In the code above, we load a series of compressed (gzip) `otlp_json` files from a specific time window (the past day), create an in-memory table, insert rows in batches, and query for counts by severity level.

## Going “Wide”

![](https://cdn.hashnode.com/res/hashnode/image/upload/v1748130920062/c929cd99-eafb-489e-a371-9a3661689fa1.png align="center")

The code above shows a simple way to query using one worker. However, the advantage of object storage is that it allows multiple workers to access partitions in the bucket.
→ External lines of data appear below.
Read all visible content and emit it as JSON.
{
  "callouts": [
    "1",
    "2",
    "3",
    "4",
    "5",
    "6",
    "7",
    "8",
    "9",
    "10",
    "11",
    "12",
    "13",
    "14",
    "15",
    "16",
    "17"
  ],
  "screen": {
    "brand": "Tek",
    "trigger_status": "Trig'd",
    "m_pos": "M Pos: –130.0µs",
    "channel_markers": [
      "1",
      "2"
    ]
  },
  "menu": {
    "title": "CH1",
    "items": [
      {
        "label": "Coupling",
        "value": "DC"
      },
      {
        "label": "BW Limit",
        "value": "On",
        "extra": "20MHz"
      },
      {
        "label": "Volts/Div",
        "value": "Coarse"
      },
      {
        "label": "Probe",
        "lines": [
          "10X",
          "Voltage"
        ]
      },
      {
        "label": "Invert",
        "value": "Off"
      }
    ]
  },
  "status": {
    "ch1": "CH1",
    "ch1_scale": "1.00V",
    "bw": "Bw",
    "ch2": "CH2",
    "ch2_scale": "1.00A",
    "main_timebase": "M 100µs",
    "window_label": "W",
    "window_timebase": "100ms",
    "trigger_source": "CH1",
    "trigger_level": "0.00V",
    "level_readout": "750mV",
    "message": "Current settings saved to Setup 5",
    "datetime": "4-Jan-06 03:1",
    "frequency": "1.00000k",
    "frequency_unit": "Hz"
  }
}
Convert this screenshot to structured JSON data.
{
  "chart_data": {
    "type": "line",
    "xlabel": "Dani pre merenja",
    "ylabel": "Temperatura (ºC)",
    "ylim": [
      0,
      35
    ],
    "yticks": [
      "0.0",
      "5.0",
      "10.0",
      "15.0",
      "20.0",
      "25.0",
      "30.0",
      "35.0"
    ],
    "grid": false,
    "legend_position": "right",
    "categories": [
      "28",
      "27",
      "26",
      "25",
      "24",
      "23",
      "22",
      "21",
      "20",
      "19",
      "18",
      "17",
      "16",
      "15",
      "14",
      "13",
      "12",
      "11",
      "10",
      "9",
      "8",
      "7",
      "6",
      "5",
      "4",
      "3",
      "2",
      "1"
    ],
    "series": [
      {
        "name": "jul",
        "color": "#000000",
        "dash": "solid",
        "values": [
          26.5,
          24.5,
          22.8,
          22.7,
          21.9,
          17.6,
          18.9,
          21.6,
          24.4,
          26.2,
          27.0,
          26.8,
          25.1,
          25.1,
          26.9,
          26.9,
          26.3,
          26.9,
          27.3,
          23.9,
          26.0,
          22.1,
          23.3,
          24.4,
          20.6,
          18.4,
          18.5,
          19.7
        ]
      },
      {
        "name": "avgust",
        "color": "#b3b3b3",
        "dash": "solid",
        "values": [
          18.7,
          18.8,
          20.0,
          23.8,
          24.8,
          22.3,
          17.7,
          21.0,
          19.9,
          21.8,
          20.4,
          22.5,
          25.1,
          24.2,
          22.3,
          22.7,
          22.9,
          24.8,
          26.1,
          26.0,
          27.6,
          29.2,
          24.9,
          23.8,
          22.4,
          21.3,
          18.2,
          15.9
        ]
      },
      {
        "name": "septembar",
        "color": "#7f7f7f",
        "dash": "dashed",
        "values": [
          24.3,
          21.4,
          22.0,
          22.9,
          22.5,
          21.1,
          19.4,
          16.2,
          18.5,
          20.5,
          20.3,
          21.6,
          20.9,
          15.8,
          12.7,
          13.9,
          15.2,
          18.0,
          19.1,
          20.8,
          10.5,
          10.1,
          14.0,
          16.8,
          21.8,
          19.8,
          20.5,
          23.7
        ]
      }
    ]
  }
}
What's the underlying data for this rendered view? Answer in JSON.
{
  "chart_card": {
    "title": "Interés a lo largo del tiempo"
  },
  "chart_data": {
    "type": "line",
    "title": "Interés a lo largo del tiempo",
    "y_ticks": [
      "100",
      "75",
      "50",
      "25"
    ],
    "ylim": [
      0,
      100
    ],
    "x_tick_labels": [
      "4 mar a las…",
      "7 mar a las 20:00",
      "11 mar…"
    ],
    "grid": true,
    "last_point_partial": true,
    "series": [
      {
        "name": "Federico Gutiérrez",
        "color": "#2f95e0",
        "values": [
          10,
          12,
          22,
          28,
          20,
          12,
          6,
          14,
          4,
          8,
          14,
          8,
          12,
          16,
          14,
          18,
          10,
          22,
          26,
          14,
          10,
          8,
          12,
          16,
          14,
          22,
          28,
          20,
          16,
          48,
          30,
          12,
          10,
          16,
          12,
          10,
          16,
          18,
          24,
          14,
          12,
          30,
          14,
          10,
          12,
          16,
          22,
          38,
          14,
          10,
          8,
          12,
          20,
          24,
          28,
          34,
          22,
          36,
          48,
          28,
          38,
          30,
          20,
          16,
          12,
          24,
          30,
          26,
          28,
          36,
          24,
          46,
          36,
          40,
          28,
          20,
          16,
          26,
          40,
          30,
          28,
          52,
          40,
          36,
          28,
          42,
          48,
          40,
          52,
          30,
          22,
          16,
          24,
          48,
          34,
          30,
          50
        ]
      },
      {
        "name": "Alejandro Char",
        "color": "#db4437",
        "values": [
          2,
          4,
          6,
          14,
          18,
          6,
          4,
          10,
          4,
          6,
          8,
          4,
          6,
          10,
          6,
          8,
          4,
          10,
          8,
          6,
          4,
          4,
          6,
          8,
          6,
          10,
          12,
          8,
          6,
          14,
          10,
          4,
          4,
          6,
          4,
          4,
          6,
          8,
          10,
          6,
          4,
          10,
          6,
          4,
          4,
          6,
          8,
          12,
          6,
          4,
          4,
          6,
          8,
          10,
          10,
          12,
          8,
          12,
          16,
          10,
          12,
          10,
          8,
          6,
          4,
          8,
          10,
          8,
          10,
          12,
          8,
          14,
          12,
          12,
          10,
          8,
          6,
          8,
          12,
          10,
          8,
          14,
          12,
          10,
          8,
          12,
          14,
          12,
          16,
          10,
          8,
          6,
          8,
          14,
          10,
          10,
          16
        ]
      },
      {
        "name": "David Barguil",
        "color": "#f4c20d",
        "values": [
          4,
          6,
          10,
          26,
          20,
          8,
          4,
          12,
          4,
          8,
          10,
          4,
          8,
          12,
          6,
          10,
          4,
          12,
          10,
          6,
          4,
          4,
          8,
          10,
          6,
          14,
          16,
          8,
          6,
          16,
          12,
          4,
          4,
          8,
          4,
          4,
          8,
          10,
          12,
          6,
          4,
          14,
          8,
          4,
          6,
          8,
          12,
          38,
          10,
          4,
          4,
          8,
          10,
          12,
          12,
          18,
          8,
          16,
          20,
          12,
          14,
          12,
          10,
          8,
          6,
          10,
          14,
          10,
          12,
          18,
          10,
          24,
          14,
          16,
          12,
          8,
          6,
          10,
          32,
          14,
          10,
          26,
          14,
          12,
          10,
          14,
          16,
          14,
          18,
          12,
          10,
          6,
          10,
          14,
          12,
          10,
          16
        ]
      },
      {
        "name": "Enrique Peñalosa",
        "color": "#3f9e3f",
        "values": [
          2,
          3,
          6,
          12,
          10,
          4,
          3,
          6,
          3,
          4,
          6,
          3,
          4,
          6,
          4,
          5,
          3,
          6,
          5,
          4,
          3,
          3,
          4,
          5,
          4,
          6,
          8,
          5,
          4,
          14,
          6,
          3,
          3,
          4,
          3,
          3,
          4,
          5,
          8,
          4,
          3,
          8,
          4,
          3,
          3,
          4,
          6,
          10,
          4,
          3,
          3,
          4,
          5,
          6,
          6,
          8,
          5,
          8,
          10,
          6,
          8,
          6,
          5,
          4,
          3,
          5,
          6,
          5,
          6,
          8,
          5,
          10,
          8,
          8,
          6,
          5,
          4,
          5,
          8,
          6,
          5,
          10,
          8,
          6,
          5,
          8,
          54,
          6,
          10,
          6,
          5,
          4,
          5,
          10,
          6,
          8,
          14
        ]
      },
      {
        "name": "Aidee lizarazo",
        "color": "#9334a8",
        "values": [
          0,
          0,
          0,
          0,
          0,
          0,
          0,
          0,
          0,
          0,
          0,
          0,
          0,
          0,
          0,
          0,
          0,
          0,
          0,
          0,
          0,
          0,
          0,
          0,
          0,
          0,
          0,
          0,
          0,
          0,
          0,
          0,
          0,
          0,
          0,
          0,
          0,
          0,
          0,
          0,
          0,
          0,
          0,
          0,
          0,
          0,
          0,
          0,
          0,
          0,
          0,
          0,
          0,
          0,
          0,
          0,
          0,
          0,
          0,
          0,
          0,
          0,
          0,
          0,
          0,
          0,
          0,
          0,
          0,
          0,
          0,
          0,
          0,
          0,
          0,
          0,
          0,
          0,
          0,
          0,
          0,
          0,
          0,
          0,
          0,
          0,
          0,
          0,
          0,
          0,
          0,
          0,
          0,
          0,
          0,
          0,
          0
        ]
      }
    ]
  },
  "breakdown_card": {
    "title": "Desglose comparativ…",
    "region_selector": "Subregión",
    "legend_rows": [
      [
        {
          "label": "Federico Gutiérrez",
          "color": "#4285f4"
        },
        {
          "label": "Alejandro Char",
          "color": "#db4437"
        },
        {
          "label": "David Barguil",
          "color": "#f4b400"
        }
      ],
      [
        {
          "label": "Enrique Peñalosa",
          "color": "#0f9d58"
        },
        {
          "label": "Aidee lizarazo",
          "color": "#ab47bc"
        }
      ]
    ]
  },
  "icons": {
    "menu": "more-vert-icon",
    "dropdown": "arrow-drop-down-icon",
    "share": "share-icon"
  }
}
For example:

1. Access log/trace data by minute per worker for the past hour for large-scale data and aggregate it.
    
2. Partition by "Service" and "Time" to query high-resolution data at scale during live incidents.
    

Our vision at Omlet is to use OTel as a tool to create the best Observability Lakehouse experience.